Abhisit vowed the government would bring to justice those responsible for Friday’s attack on Sondhi Limthongkul, the leader of the so-called “Yellow Shirt” movement who led a blockade of Bangkok’s airports last year.
The bid to kill Sondhi came days after rival “Red Shirts” — supporters of ousted former Thai premier Thaksin Shinawatra — clashed with troops in riots in Bangkok that left two people dead and 123 injured.
“I call for all sides to remain calm,” Abhisit said in his weekly national television address. “Anyone who tries to incite further unrest, intimidation and underground struggling is jeopardizing our country and democracy.”
The premier said he had to keep a state of emergency in place in Bangkok and surrounding areas for now to maintain order, but added that the government was “speeding up work in order to lift it.”
He asked supporters of Sondhi’s movement, the royalist People’s Alliance for Democracy (PAD), to avoid using the assassination attempt as a pretext for taking to the streets again.
“This case will be resolved in a straightforward manner and as soon as possible, so I ask all those who support the PAD to be calm and don’t make any movement,” he said.
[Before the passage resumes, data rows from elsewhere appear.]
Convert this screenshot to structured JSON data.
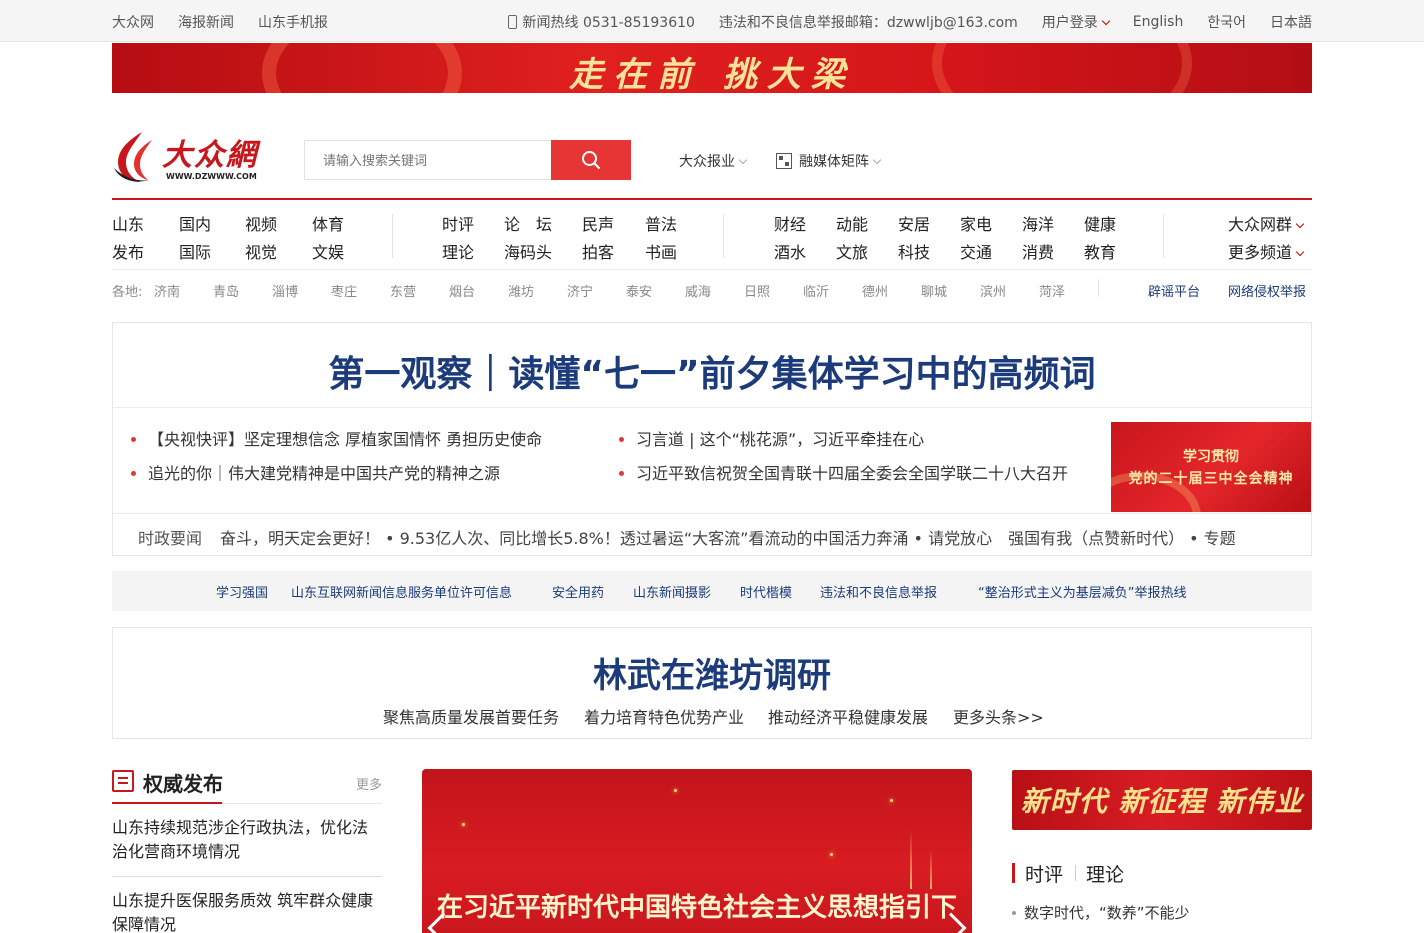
{
  "topbar": {
    "left_links": [
      "大众网",
      "海报新闻",
      "山东手机报"
    ],
    "hotline": "新闻热线 0531-85193610",
    "report_email": "违法和不良信息举报邮箱：dzwwljb@163.com",
    "login": "用户登录",
    "languages": [
      "English",
      "한국어",
      "日本語"
    ]
  },
  "banner": {
    "text": "走在前 挑大梁"
  },
  "logo": {
    "name": "大众網",
    "url": "WWW.DZWWW.COM"
  },
  "search": {
    "placeholder": "请输入搜索关键词"
  },
  "header_links": {
    "paper": "大众报业",
    "media": "融媒体矩阵"
  },
  "nav": {
    "group1": [
      [
        "山东",
        "发布"
      ],
      [
        "国内",
        "国际"
      ],
      [
        "视频",
        "视觉"
      ],
      [
        "体育",
        "文娱"
      ]
    ],
    "group2": [
      [
        "时评",
        "理论"
      ],
      [
        "论　坛",
        "海码头"
      ],
      [
        "民声",
        "拍客"
      ],
      [
        "普法",
        "书画"
      ]
    ],
    "group3": [
      [
        "财经",
        "酒水"
      ],
      [
        "动能",
        "文旅"
      ],
      [
        "安居",
        "科技"
      ],
      [
        "家电",
        "交通"
      ],
      [
        "海洋",
        "消费"
      ],
      [
        "健康",
        "教育"
      ]
    ],
    "more": [
      "大众网群",
      "更多频道"
    ]
  },
  "regions": {
    "label": "各地:",
    "cities": [
      "济南",
      "青岛",
      "淄博",
      "枣庄",
      "东营",
      "烟台",
      "潍坊",
      "济宁",
      "泰安",
      "威海",
      "日照",
      "临沂",
      "德州",
      "聊城",
      "滨州",
      "菏泽"
    ],
    "links": [
      "辟谣平台",
      "网络侵权举报"
    ]
  },
  "headline": {
    "title": "第一观察｜读懂“七一”前夕集体学习中的高频词",
    "items": [
      "【央视快评】坚定理想信念 厚植家国情怀 勇担历史使命",
      "习言道 | 这个“桃花源”，习近平牵挂在心",
      "追光的你｜伟大建党精神是中国共产党的精神之源",
      "习近平致信祝贺全国青联十四届全委会全国学联二十八大召开"
    ],
    "promo_line1": "学习贯彻",
    "promo_line2": "党的二十届三中全会精神",
    "ticker_label": "时政要闻",
    "ticker_text": "奋斗，明天定会更好！ • 9.53亿人次、同比增长5.8%！透过暑运“大客流”看流动的中国活力奔涌 • 请党放心　强国有我（点赞新时代） • 专题"
  },
  "strip_links": [
    "学习强国",
    "山东互联网新闻信息服务单位许可信息",
    "安全用药",
    "山东新闻摄影",
    "时代楷模",
    "违法和不良信息举报",
    "“整治形式主义为基层减负”举报热线"
  ],
  "headline2": {
    "title": "林武在潍坊调研",
    "subs": [
      "聚焦高质量发展首要任务",
      "着力培育特色优势产业",
      "推动经济平稳健康发展",
      "更多头条>>"
    ]
  },
  "authority": {
    "title": "权威发布",
    "more": "更多",
    "items": [
      "山东持续规范涉企行政执法，优化法治化营商环境情况",
      "山东提升医保服务质效 筑牢群众健康保障情况"
    ]
  },
  "feature": {
    "text": "在习近平新时代中国特色社会主义思想指引下"
  },
  "right": {
    "banner": "新时代 新征程 新伟业",
    "tab1": "时评",
    "tab2": "理论",
    "news": "数字时代，“数养”不能少"
  },
  "colors": {
    "brand_red": "#c8161d",
    "headline_blue": "#1c3b7b",
    "link_blue": "#1a3a7a"
  }
}
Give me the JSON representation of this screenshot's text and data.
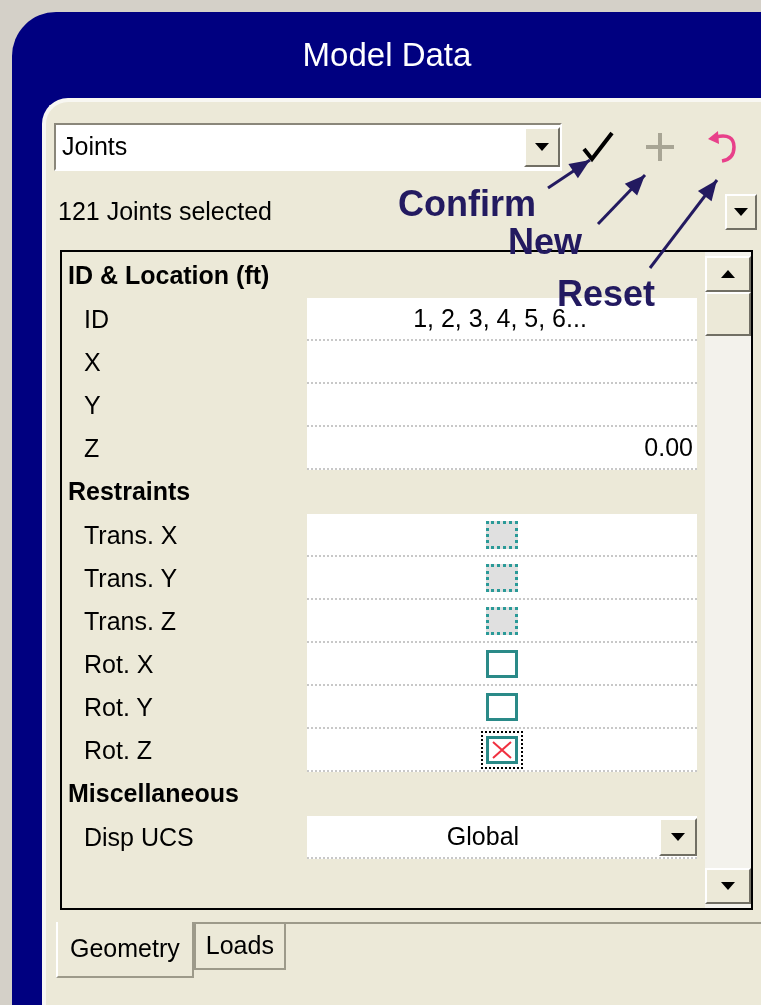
{
  "window": {
    "title": "Model Data"
  },
  "object_type": {
    "value": "Joints"
  },
  "toolbar": [
    {
      "kind": "confirm",
      "disabled": false
    },
    {
      "kind": "new",
      "disabled": true
    },
    {
      "kind": "reset",
      "disabled": false
    }
  ],
  "selection_status": "121 Joints selected",
  "annotations": [
    {
      "label": "Confirm"
    },
    {
      "label": "New"
    },
    {
      "label": "Reset"
    }
  ],
  "sections": [
    {
      "title": "ID & Location (ft)",
      "rows": [
        {
          "kind": "list",
          "label": "ID",
          "value": "1, 2, 3, 4, 5, 6..."
        },
        {
          "kind": "number",
          "label": "X"
        },
        {
          "kind": "number",
          "label": "Y"
        },
        {
          "kind": "number",
          "label": "Z",
          "value": "0.00"
        }
      ]
    },
    {
      "title": "Restraints",
      "rows": [
        {
          "kind": "checkbox",
          "label": "Trans. X",
          "checked": false,
          "mixed": true,
          "focused": false
        },
        {
          "kind": "checkbox",
          "label": "Trans. Y",
          "checked": false,
          "mixed": true,
          "focused": false
        },
        {
          "kind": "checkbox",
          "label": "Trans. Z",
          "checked": false,
          "mixed": true,
          "focused": false
        },
        {
          "kind": "checkbox",
          "label": "Rot. X",
          "checked": false,
          "mixed": false,
          "focused": false
        },
        {
          "kind": "checkbox",
          "label": "Rot. Y",
          "checked": false,
          "mixed": false,
          "focused": false
        },
        {
          "kind": "checkbox",
          "label": "Rot. Z",
          "checked": true,
          "mixed": false,
          "focused": true
        }
      ]
    },
    {
      "title": "Miscellaneous",
      "rows": [
        {
          "kind": "dropdown",
          "label": "Disp UCS",
          "value": "Global"
        }
      ]
    }
  ],
  "tabs": [
    {
      "label": "Geometry",
      "selected": true
    },
    {
      "label": "Loads",
      "selected": false
    }
  ]
}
Abhisit said he had ordered the national police chief to speed up the investigation into the attack on Sondhi and also to find key “Red Shirt” leaders accused of inciting the unrest.
Gunmen raked Sondhi’s car with automatic weapons fire on Friday, wounding him, his driver and an aide.
Doctors said Sondhi had left intensive care yesterday and was able to eat and walk by himself following an operation to remove a bullet fragment from his skull.
The PAD has said it believed “men in uniform” were to blame, a suspicion echoed by local media.